(La Ruda Realidad, columna semanal de Ocio - Público, Milenio)
G se entusiasmó mucho cuando conoció a S. “Es un hombrezote con aspecto rudo. ¡Imagínate, es del Norte”, me dijo y yo de inmediato pensé que tendría bigote y voz ronca. ¿A quién no le gustan los hombres así? Pasaron unas semanas y cierta cara de satisfacción de G me hicieron suponer que las cosas iban bien con S, me dio gusto por un lado, pero por el otro sabía que llegaría el momento en que me invitaría a alguna salida para conocer al tipo, porque extrañamente eso es uno de los ritos de toda buena amistad.
Efectivamente llegó el día en que fuimos a cenar y en los primeros momentos G, si bien físicamente distaba un poco de lo que había imaginado, sí me pareció norteño y rudo. Únicamente en los primeros momentos… entre chistes y comentarios demasiado aniñados y excesivos gestos cariñosos de S hacia G, trataba yo de aparentar naturalidad. Ya avanzada la noche S preguntó en tono meloso a G “¿Nos vamos ya a mimir [traducción: dormir]?”, la cara de G enrojeció al instante y sólo atinó a decir secamente “Sí, ya vámonos”. Ya supondrán ustedes que inevitablemente en mi siguiente encuentro con G abundaron la carrilla, imitaciones y risas sobre el hecho, pero también las confesiones de G sobre otras cursilerías de S, mismas que en verdad la pena ajena no me permite repetir.

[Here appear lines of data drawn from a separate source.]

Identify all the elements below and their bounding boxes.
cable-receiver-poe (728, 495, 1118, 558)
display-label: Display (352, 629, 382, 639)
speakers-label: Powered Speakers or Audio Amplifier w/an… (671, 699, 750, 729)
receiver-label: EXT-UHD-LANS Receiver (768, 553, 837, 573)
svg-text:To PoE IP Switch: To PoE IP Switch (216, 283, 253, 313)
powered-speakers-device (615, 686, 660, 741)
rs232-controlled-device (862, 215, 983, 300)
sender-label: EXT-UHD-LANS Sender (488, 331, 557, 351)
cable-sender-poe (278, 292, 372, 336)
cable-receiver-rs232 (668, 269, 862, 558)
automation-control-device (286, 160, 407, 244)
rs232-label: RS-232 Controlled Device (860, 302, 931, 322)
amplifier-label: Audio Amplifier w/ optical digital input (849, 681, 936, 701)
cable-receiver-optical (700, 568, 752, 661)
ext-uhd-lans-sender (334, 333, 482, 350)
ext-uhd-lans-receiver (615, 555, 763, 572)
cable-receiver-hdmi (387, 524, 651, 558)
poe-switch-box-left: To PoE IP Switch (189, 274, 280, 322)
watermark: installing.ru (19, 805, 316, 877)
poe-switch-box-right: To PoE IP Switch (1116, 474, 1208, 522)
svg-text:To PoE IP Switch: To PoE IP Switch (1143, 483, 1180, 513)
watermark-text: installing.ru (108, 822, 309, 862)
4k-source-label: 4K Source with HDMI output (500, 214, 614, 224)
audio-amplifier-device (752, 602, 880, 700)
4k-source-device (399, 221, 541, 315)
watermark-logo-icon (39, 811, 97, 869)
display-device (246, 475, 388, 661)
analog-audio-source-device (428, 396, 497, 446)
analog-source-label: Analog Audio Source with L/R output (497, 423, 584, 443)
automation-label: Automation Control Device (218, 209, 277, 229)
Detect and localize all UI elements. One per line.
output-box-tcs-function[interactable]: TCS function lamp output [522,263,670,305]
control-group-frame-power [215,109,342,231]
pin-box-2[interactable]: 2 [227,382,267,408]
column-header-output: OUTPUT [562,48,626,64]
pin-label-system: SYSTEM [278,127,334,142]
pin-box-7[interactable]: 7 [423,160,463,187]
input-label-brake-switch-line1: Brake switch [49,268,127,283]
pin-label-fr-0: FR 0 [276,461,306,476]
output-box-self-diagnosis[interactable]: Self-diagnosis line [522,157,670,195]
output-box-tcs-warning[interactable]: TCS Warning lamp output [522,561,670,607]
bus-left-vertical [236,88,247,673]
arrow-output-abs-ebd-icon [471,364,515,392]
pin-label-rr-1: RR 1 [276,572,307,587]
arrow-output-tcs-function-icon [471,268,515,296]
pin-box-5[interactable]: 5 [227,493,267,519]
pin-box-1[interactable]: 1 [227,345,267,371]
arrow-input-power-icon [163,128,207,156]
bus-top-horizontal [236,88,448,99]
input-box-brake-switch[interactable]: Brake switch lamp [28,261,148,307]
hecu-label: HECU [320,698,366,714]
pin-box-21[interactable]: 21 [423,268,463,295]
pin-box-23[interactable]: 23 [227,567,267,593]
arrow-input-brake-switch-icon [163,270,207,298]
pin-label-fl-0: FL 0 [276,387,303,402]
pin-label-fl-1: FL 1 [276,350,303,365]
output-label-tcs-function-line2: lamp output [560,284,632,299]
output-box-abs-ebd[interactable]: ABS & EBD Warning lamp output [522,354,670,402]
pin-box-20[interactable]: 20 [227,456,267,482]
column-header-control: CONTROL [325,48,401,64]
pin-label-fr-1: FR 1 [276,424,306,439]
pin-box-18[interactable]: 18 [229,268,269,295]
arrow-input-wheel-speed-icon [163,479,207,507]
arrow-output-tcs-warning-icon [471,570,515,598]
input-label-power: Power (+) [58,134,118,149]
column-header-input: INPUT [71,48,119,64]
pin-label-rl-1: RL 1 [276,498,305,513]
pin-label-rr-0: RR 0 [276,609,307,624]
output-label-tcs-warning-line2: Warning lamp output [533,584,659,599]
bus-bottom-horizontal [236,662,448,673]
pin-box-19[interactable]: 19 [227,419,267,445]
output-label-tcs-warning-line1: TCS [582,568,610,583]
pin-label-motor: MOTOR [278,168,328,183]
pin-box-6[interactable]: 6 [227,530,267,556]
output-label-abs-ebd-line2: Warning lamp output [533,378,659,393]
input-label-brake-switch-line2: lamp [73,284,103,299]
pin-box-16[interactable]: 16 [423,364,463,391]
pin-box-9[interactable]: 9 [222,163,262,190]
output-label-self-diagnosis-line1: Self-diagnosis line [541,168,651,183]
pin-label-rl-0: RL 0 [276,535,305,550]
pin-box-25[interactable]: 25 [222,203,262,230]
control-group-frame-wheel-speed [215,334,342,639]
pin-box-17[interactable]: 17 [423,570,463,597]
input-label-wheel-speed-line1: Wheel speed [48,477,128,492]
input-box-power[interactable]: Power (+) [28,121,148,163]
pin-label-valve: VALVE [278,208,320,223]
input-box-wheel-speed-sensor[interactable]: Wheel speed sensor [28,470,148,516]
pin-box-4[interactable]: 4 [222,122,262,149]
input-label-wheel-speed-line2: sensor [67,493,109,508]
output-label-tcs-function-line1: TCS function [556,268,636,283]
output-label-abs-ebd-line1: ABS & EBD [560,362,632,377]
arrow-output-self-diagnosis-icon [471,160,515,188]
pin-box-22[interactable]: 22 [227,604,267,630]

Tal vez lo mío sea envidia. A veces me gustaría manifestar mis afectos con tal autenticidad, es decir, no sólo con la ropa y accesorios de color rosa que uso porque hacen juego con el humor negro (claro, el negro combina con todo). Aún recuerdo a aquella maestra que un día me llamó para felicitarme por haber obtenido algún triunfo escolar y posteriormente me regañó por no mostrar entusiasmo alguno. “¡Vive, niña! No es normal que no te alegres”, me dijo y yo entonces sonreí, pero más bien porque me hizo gracia su angustia.
Mi hipótesis es que se trata de una cuestión de hábitos familiares. He estado en casas en donde todos se abrazan y elogian, que son cariñosos aún con las visitas. Unos conocidos son el ejemplo vivo de la armonía. Los años los han llevado a comprar comedores cada vez más grandes porque con el casamiento de las hijas y llegada al mundo de nietos, son más los comensales. En ambientes así, debo admitir, me siento incluso incómoda.
Lo mismo me pasaba con la señora N. Ella se distinguía por hablar despacio, y con tal dulzura moralina que uno no podía hacer otra cosa que enderezar la espalda y sentirse profundamente pecador. Pero un buen día, nos contó que su hija tenía problemas porque su marido no entendía la razón por la cual se empeñaba en levantarlo a él y a los niños, los sábados a las 6 de la mañana, para ir a misa de 7. “Y ahí van las criaturitas, todas adormiladas, pobrecitos ¿verdad? Es poquito dura mi hija. Yo le digo que los deje descansar aunque sea una semanita. ¿Sabe lo que me dice? Que yo fui así con ellos. ¡Ay Dios! Pues sí es cierto. Los fines de semana desde tempranito pasaba a tocarles la puerta, si no se levantaban prendía la aspiradora o ponía el radio fuertecito. Y es que yo no quería que se hicieran flojitos, tan buenos hijos ¿cómo iba yo a echarlos a perder?”
¡¡Lo sabía!! Tanta azúcar es sospechosa… prefiero estar con mis amigos y familia cercana, a los que quiero un resto; con ellos me relajo y respiro, aire un tanto frío, pero al fin respiro.